Its latest gadget, the Apple Watch, has not even been released yet. But the world's richest company is reportedly already pouring resources into what would be its most significant project to date: an electric car.
Hundreds of employees at Apple are said to be secretly working on a design for an electric people-carrier, which has been given the code name "Titan".
So far, the technology firm has declined to comment on the project, but sources close to the company told the Wall Street Journal it wanted to revolutionise electric cars in the same way that the iPhone shook up the smartphone market.
Apple executives have already flown to Austria to meet representatives from the high-end car manufacturer Magna Steyr, and the size of the team involved suggested that the project was a serious proposition, the sources added. Last year the company hired the industrial designer Marc Newson, who built a concept car for Ford in 1999.
The Titan project - which will almost certainly be dubbed the iCar - was reportedly signed off almost a year ago by Apple's chief executive, Tim Cook, who has assigned the vice-president of product design, Steve Zadesky, to lead the group. A former Ford engineer, he led the Apple teams that created the iPod and iPhone.
Mr Zadesky was given permission to create a 1,000-person team to work on the car and cherry-pick employees from different parts of the company, the sources said. Many Apple employees who had been considering leaving the company have been persuaded to stay there to work on Titan.
An "automotive research lab" was reportedly established at a confidential Silicon Valley location outside Apple's main Cupertino campus at the end of last year.
The company has existing links with the car industry through its dashboard touchscreen system, CarPlay, which is being supported by manufacturers such as Daimler, Volvo and Volkswagen.

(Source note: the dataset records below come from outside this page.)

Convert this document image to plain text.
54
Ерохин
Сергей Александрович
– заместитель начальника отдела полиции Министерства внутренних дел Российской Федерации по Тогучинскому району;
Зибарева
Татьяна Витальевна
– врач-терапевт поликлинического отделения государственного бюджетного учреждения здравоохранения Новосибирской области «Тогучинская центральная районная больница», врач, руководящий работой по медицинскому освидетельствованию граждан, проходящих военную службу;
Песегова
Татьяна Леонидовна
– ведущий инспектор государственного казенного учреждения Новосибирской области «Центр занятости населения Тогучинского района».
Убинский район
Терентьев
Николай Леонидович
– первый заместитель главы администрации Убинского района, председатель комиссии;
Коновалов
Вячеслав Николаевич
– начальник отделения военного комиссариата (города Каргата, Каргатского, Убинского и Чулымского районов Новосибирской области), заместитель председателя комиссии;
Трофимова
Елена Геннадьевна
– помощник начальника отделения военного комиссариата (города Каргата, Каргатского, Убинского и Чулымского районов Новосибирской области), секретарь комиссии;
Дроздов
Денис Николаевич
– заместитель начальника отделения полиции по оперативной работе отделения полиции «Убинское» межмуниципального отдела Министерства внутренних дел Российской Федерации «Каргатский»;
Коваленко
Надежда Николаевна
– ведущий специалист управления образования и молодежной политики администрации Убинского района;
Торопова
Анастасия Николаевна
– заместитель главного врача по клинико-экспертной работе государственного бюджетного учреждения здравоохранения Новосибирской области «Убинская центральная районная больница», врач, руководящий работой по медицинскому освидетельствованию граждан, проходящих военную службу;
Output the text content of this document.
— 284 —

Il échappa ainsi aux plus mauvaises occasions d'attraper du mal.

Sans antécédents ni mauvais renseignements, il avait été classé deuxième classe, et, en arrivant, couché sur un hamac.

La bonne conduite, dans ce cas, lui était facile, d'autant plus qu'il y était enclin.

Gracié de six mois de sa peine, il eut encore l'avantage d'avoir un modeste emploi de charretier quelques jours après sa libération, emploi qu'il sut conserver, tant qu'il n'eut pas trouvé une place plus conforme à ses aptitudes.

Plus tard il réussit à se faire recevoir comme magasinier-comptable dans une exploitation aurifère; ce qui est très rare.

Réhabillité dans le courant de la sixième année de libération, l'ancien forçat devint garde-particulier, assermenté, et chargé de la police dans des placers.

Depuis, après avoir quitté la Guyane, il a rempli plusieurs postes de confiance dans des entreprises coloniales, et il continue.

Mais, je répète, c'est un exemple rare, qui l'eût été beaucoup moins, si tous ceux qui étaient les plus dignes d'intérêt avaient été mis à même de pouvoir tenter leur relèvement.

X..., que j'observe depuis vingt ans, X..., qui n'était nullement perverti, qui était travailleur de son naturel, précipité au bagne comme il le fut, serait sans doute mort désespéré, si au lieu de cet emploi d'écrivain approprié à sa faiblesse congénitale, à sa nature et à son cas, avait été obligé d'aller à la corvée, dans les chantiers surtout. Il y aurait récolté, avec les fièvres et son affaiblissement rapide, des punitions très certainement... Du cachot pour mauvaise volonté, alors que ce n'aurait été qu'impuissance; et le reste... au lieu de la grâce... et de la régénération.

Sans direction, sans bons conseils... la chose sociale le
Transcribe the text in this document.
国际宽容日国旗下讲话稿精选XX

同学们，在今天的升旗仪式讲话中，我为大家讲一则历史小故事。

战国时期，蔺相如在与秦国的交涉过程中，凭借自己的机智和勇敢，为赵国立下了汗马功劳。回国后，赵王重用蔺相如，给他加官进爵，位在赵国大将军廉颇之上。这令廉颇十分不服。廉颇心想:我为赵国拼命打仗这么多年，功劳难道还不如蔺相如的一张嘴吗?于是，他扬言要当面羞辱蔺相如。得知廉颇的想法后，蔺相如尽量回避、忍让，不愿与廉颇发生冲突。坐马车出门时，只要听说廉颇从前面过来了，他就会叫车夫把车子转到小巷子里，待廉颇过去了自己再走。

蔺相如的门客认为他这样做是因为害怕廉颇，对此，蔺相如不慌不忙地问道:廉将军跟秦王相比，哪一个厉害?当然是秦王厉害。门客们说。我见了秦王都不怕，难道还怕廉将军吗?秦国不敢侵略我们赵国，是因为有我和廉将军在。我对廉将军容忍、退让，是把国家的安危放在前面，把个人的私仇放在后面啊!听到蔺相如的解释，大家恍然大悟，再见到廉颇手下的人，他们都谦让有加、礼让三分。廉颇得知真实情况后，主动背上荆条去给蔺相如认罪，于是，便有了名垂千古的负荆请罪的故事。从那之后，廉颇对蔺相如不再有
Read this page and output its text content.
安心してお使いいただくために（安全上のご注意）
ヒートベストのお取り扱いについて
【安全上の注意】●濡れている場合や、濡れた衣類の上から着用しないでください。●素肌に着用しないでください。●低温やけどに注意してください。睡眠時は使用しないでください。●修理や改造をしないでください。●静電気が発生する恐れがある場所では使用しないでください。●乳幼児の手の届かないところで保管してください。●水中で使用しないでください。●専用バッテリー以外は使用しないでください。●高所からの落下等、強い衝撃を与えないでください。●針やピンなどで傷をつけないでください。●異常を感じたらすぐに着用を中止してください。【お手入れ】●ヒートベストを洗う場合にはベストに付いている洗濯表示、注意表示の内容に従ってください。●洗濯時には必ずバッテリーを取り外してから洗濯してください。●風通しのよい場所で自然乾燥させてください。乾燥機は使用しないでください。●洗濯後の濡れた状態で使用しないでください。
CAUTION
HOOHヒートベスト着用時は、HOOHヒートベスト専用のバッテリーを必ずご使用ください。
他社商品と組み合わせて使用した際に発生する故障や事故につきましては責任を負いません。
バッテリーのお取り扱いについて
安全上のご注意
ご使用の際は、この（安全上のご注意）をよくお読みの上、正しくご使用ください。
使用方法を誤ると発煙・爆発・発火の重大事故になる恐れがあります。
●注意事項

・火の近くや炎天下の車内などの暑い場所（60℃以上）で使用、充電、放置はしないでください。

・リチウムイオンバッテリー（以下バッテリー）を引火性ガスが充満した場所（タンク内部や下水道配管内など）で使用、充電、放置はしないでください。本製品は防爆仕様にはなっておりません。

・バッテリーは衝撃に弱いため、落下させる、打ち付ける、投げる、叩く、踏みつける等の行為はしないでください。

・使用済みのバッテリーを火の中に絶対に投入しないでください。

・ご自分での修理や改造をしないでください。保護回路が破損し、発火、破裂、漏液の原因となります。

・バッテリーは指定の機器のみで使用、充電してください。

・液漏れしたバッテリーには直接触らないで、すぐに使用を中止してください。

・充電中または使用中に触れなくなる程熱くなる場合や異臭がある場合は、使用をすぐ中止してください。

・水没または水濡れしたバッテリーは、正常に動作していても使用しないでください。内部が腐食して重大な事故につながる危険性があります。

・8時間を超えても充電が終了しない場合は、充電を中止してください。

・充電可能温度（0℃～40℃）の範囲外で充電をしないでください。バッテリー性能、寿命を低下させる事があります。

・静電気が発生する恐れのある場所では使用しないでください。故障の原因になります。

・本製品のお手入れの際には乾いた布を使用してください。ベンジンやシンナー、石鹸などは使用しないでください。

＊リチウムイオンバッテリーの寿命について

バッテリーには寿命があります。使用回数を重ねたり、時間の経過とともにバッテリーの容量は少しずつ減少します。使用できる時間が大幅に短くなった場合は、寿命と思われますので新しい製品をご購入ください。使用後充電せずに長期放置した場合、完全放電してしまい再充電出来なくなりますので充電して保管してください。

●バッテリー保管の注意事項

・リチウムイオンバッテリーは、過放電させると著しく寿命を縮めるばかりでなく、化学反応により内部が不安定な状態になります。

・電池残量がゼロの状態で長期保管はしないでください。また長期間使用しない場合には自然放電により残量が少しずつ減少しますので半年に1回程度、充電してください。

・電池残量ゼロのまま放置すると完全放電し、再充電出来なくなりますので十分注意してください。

Technology industry commentators have previously dismissed the idea of an Apple electric car, pointing out that the company does not have its own facility capable of mass automobile production.
"It's one thing to draw pictures but it's a quantum leap to manufacture things, and Apple doesn't even manufacture," one industry insider told the Financial Times.
However, building a car plant would not be an obstacle for Apple, which is estimated to hold around $178bn (NZ $238bn) in cash. If Titan does come to fruition, it could rival the ground-breaking vehicles created by Tesla, the electric car manufacturer owned by PayPal billionaire Elon Musk.
Last week, someone claiming to be an Apple employee emailed the Business Insider website to say that the firm's latest project would "give Tesla a run for its money".